Who Killed Amaranth? Academic Weather Forecasters Admit They Called 2006 Wrong

It wasn’t just Amaranth energy trader Brian Hunter who thought this was going to be a tough hurricane season. Some of our most prestigious weather scientists were making dire predictions, according to a report from Bloomberg news.

In many years, "Dr. Gray's Tropical Storm Forecast," the title of a Colorado State Web site where the free report is updated monthly during the hurricane season, proved uncannily accurate. Early in 2002, 2003 and 2004, the reports correctly predicted the number of named storms in the Atlantic Ocean and Gulf of Mexico for the entire year… Last year, when a record 28 named storms formed in the Atlantic, the Colorado State report sounded an early alarm, warning in May 2005 of "a well-above-average hurricane season" and predicting 15 named storms. That track record is one reason this year's first forecast, published in April, drew so much attention. "We foresee another very active Atlantic basin hurricane season," Klotzbach and Gray wrote. They predicted 17 named storms, five of them intense hurricanes. The paper said there was an 81 percent chance of a major hurricane striking the U.S. coastline. It put the risk of one of them hitting the Gulf Coast, the center of U.S. oil production, at 47 percent.
As it turned out, no major hurricanes struck the US coastline, and that calm helped keep down the price of oil futures. So when Hunter made large bets with Amaranth money that spreads in gas futures would widen due to hurricanes, he wasn’t merely repeating the strategy that worked for him in 2005. He was adopting an investment strategy based on the best available opinions of weather experts.

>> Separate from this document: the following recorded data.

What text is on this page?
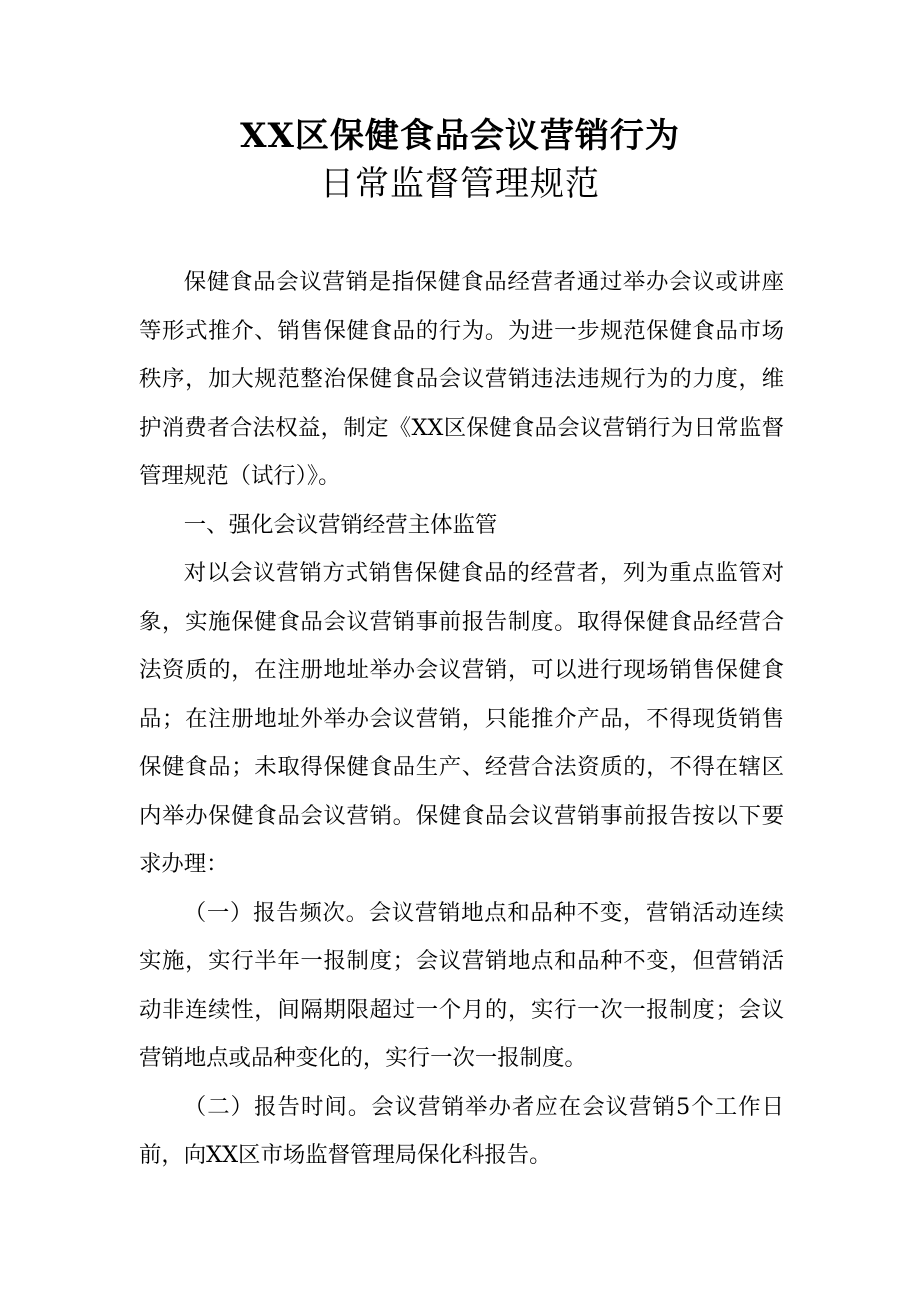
XX区保健食品会议营销行为
日常监督管理规范

保健食品会议营销是指保健食品经营者通过举办会议或讲座等形式推介、销售保健食品的行为。为进一步规范保健食品市场秩序，加大规范整治保健食品会议营销违法违规行为的力度，维护消费者合法权益，制定《XX区保健食品会议营销行为日常监督管理规范（试行）》。

一、强化会议营销经营主体监管

对以会议营销方式销售保健食品的经营者，列为重点监管对象，实施保健食品会议营销事前报告制度。取得保健食品经营合法资质的，在注册地址举办会议营销，可以进行现场销售保健食品；在注册地址外举办会议营销，只能推介产品，不得现货销售保健食品；未取得保健食品生产、经营合法资质的，不得在辖区内举办保健食品会议营销。保健食品会议营销事前报告按以下要求办理：

（一）报告频次。会议营销地点和品种不变，营销活动连续实施，实行半年一报制度；会议营销地点和品种不变，但营销活动非连续性，间隔期限超过一个月的，实行一次一报制度；会议营销地点或品种变化的，实行一次一报制度。

（二）报告时间。会议营销举办者应在会议营销5个工作日前，向XX区市场监督管理局保化科报告。
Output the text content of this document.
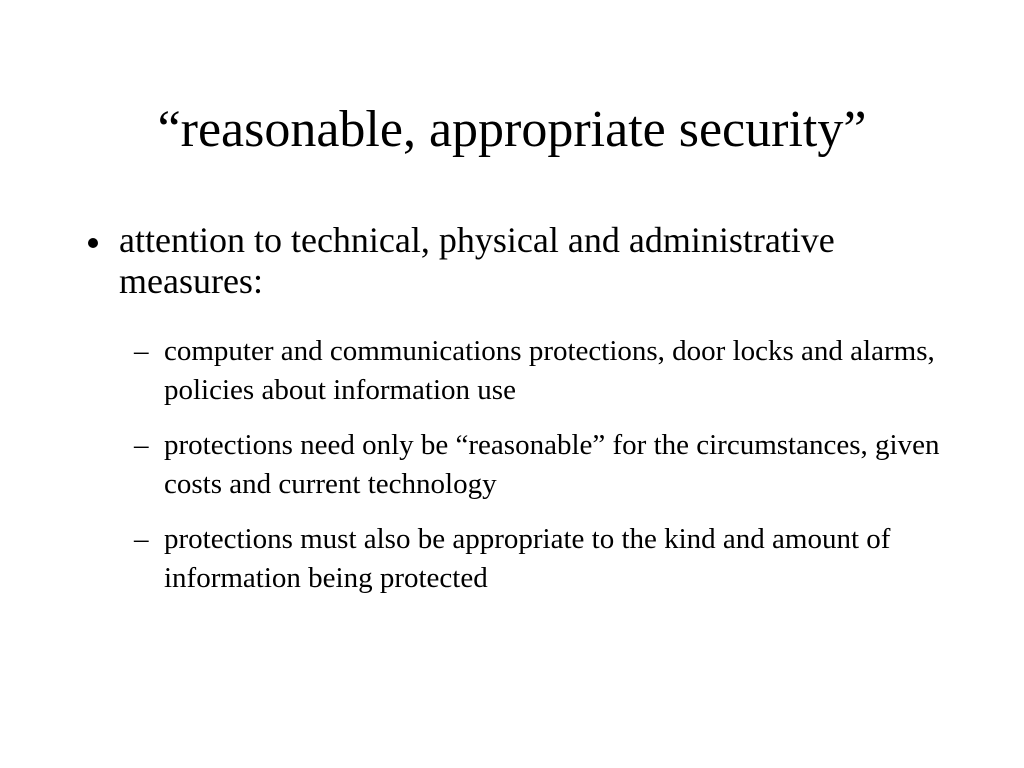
“reasonable, appropriate security”
attention to technical, physical and administrative measures:
– computer and communications protections, door locks and alarms, policies about information use
– protections need only be “reasonable” for the circumstances, given costs and current technology
– protections must also be appropriate to the kind and amount of information being protected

Investing: The hurricane forecast that hit Amaranth hard [Bloomberg in the International Herald Tribune]

Comments

1

Posted by Steve Myers , Oct 09, 2006 12:55PM

My physics prof once made a Rule that goes: "For every complicated problem, there is a simple solution - and it's WRONG." This yearr's prognostic SNAFU falls into the category. A Native American long in years and obervation is said to have noted that "White men talk too much." Put the quotes together in context with the non-event 2006 and there's something worth learning: do not try to fit Gaiea into a video sound byte: the answer is wrong. Likewise, if "experts" MUST talk about the weather, let them do so from humility and awe of Gaiea - and not from a hubris that presupposes we puny carbon based life forms give her orders. As a final quote: "Tain't nice to fool with Mother Nature." Especially when we don't know what we're doing....

Steve Myers in PA.

2

Posted by beanspants1 , Oct 09, 2006 8:27PM

If the guy really followed the weather "experts" rather than just made a crazy roll of the dice, then he's still an idiot.

it's impossible to really trust weather "experts" because they have to be negative. the obvious reason is the payouts for negative vs positive action are not even close to equal, as they are in the free (ish) market.


katrina cost $200b.
if there had been no katrina, it wouldn't have created $200b over the same time period. so it behooves the experts to err on the side of caution, and business experts to take what they say with the appropriate sized grains of salt.

tbe scary thought is that this guy was allowed to take such a bet with that amt of money. guess i'll be sticking to vanguard.